What would *you* do if you cleaned up and expanded an article on a BLP you had never heard of before (to 'do the right thing'), and did the best job you could, but the subject of the article turned up on the talk page of the article and objected to the rewrite and said they didn't want an article on them (I'm talking in general here, not about specific cases)?
To make it even harder, they are being reasonable about it, rather than abusive, and you feel bad about how things turned out. What then? You feel an obligation to keep an eye on an article that *you* rewrote, but you know the subject objects to it. You are not getting paid for this (you are 'only' a volunteer), yet you have found yourself caught in this rather horrible situation that you would never have found yourself in if you had been employed by a published scholarly encyclopedia to write an article.
Why would you not find yourself in a similar situation if employed by a published scholarly encyclopedia and were told "This guy is just notable enough, write a brief bio of him for the next version"?

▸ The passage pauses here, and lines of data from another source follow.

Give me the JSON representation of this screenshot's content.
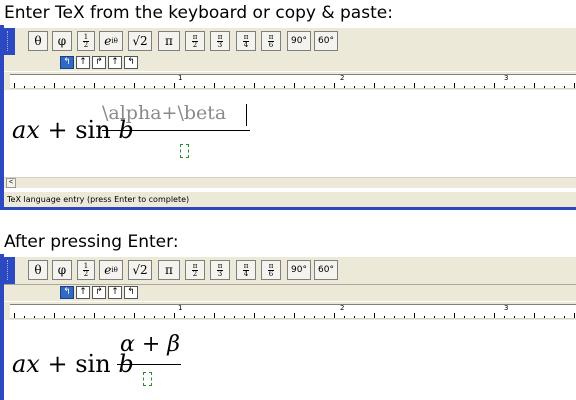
{
  "headings": {
    "first": "Enter TeX from the keyboard or copy & paste:",
    "second": "After pressing Enter:"
  },
  "toolbar": {
    "buttons": [
      "θ",
      "φ",
      "e",
      "√2",
      "π",
      "90°",
      "60°"
    ],
    "exp_sup": "iθ",
    "fractions": [
      [
        "1",
        "2"
      ],
      [
        "π",
        "2"
      ],
      [
        "π",
        "3"
      ],
      [
        "π",
        "4"
      ],
      [
        "π",
        "6"
      ]
    ]
  },
  "arrows": [
    "↰",
    "↑",
    "↱",
    "↑",
    "↰"
  ],
  "ruler": {
    "labels": [
      "1",
      "2",
      "3"
    ]
  },
  "formula": {
    "prefix": "ax",
    "plus": "+",
    "sin": "sin",
    "var": "b"
  },
  "tex_entry": "\\alpha+\\beta",
  "rendered_numerator": "α + β",
  "status": "TeX language entry (press Enter to complete)",
  "scroll_left": "<"
}
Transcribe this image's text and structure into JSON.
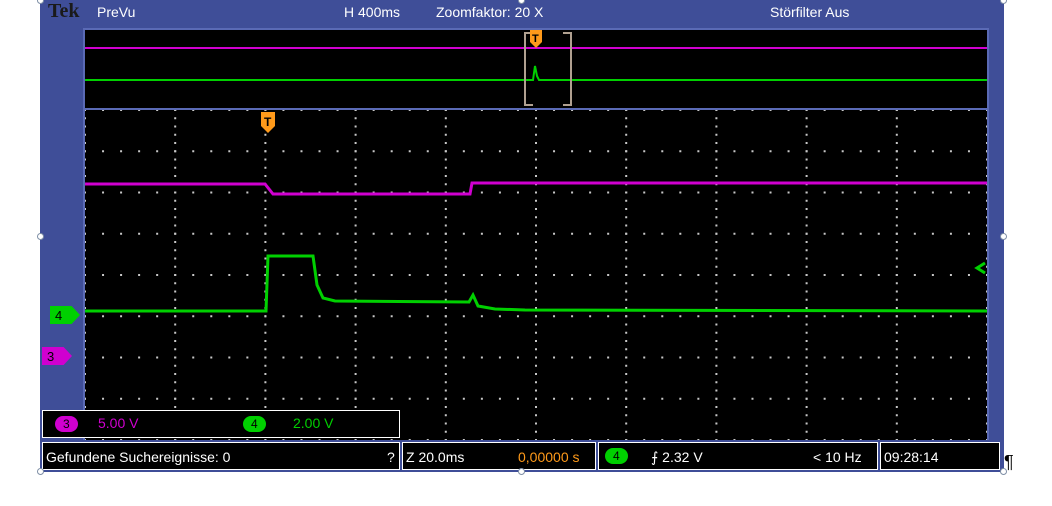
{
  "header": {
    "brand": "Tek",
    "mode": "PreVu",
    "horizontal": "H 400ms",
    "zoom": "Zoomfaktor: 20 X",
    "filter": "Störfilter Aus"
  },
  "channels": {
    "ch3": {
      "id": "3",
      "scale": "5.00 V",
      "color": "#d000d0"
    },
    "ch4": {
      "id": "4",
      "scale": "2.00 V",
      "color": "#00d000"
    }
  },
  "trigger_marker": "T",
  "status": {
    "search_label": "Gefundene Suchereignisse: 0",
    "help": "?",
    "zoom_time": "Z 20.0ms",
    "position": "0,00000 s",
    "trigger_channel": "4",
    "trigger_level": "⨍ 2.32 V",
    "frequency": "< 10 Hz",
    "time": "09:28:14"
  },
  "paragraph_mark": "¶",
  "colors": {
    "accent": "#3f4e98",
    "trigger": "#ff9a1a",
    "ch3": "#d000d0",
    "ch4": "#00d000"
  }
}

In the WP case - if they're being reasonable, and object to the rewrite, it's usually either because they have info or points not previously in evidence (in which case, yay, we have more information) or don't understand Wikipedia policy or editorial standards (yay, we have a newcomer who's being reasonable, we can talk to them and educate them, and maybe rope them into contributing). They key is to talk to them. Reasonably.
Under existing BLP and notability policy, we have criteria for article existence/non-existence. If the subject makes or can be helped to articulate a case under that policy that they shouldn't have an article, then the reasonable thing to do is to run it up the AFD flagpole and see if others agree. If they object but can't make a case under the policy, then it's a case of trying to make sure they understand Wikipedia's goals and policies and standards, even if they end up disagreeing with some of them. Again, if they're starting reasonable, they generally listen and engage.
I have never had a conversation along these lines - OTRS or normal on-wiki - that went terribly badly if it started out with a fundamentally reasonable and constructively communicating subject. I don't know how many I dealt with, but it's more than 10.
Far more were of the "No, no, it is true that they convicted me for that but it was a lie! And that other warrant too! You bastards can't post that stuff about me, someone might read it and stop taking my financial advice!"...
What is wrong about this situation currently with the radio personality is that it appears to be the once-every-few-years serious outlier. Unlike the Sigenthaler thing which was a totally innocent article subject and resulted in the BLP policy, this current one is probably not something we can fix with rules that are compliant with our other core goals.
Some cases just make lousy precedent. Lawyers and judges are acutely aware of that. I understand that it blew up enough to gather a lot of internal attention, and am not unsympathetic to the individual's complaints and discomfort. But we can't rework carefully balanced policies over something so muddy ugly as this particular case.
There's a fundamental difference between "This was fucked up" and "We need to change our core values to avoid this happening again".